When I was preparing to go to the temple, I mentioned this to my Stake President- he sorta chuckled and said No God won't do that, but the members might. He said it in such a way that I interpreted it as a joke...except my mom was dead serious, and like he said, "...but the members might."
In preparation, although I had been through the probation and disfellowshipment phase of my repentance while coming back into the fold, I still confessed every possible misdeed that I could think of so that I would be sure that I was worthy to enter the house of the Lord.
When we went to the temple my parents were the witness couple who were at the front of the room at the altar and we would all follow as they were given the signs and tokens first. As the ceremony progressed (this was after the 1990 change) I was disturbed to watch my parents doing this, and at the prayer circle I was positively weirded out. I didn't really want to be in the circle but it was expected of me. They did it so naturally, and afterward in the Celestial room when I was able to talk to them face to face, I was scared. They had become something strange and possibly sinister standing there in their robes and looking not joyous, but stern and expectant as they asked me if this wasn't just the most wonderful experience.
The thing that kept running through my mind was a short story I read in High School about a boy who at midnight heard strange noises coming from downstairs and so as he crept to the hallway and peered over the railing to the Living Room he saw his parents and others dressed in strange clothes with a bald man in red robes and a wreath of roses on his head reading from a large and awful looking book.
This was my first time in the temple. I did not feel holy, I did not feel joy, I did not feel the presence of what I expected God to be like. I was afraid.
Thankfully, taking my wife and my children to the Sealing Room was a far more pleasant experience. It was one that I will always treasure.
---------
A few years later a new member went to the temple for his first time and resigned from the church shortly thereafter. It turns out that he was a Freemason, and he said that we had stolen the ceremony.
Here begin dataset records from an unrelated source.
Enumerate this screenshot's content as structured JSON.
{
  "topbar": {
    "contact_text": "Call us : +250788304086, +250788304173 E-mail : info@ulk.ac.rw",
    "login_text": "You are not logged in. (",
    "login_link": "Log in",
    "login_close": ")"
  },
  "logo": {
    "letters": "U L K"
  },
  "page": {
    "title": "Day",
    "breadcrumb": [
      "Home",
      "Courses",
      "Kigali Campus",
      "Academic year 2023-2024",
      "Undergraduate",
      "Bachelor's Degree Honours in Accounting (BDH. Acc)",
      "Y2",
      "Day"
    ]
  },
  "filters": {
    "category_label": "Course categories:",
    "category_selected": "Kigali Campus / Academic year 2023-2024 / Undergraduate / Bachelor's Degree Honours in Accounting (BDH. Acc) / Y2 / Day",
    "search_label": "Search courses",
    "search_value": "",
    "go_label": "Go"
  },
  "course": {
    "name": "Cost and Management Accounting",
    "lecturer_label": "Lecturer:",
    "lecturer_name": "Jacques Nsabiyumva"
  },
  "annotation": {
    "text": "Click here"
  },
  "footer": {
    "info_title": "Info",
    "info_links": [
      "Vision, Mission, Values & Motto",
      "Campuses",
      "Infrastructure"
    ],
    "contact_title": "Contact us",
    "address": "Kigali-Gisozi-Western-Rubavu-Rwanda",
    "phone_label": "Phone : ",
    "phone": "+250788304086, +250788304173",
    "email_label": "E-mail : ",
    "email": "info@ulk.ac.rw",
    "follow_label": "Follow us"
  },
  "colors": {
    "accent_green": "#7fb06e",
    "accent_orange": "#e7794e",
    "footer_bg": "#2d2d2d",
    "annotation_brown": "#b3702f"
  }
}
That made perfect sense. My BornAgainst Co-worker had showed me numerous anti Masonic websites and it was then that I realized that I had Masonic markings on my garments.
Although I was fully into the church and had callings that made me feel important, I could never dismiss the new revelation that Mormons are really just overglorified Masons. And everyone knows that Masons are evil. Right?
Nevertheless, I would attend the temple as often as possible and got as much family file work done as we could, but no mastter how many times we went, I never did shake the feeling that something was not right, despite it being the most holy place on earth.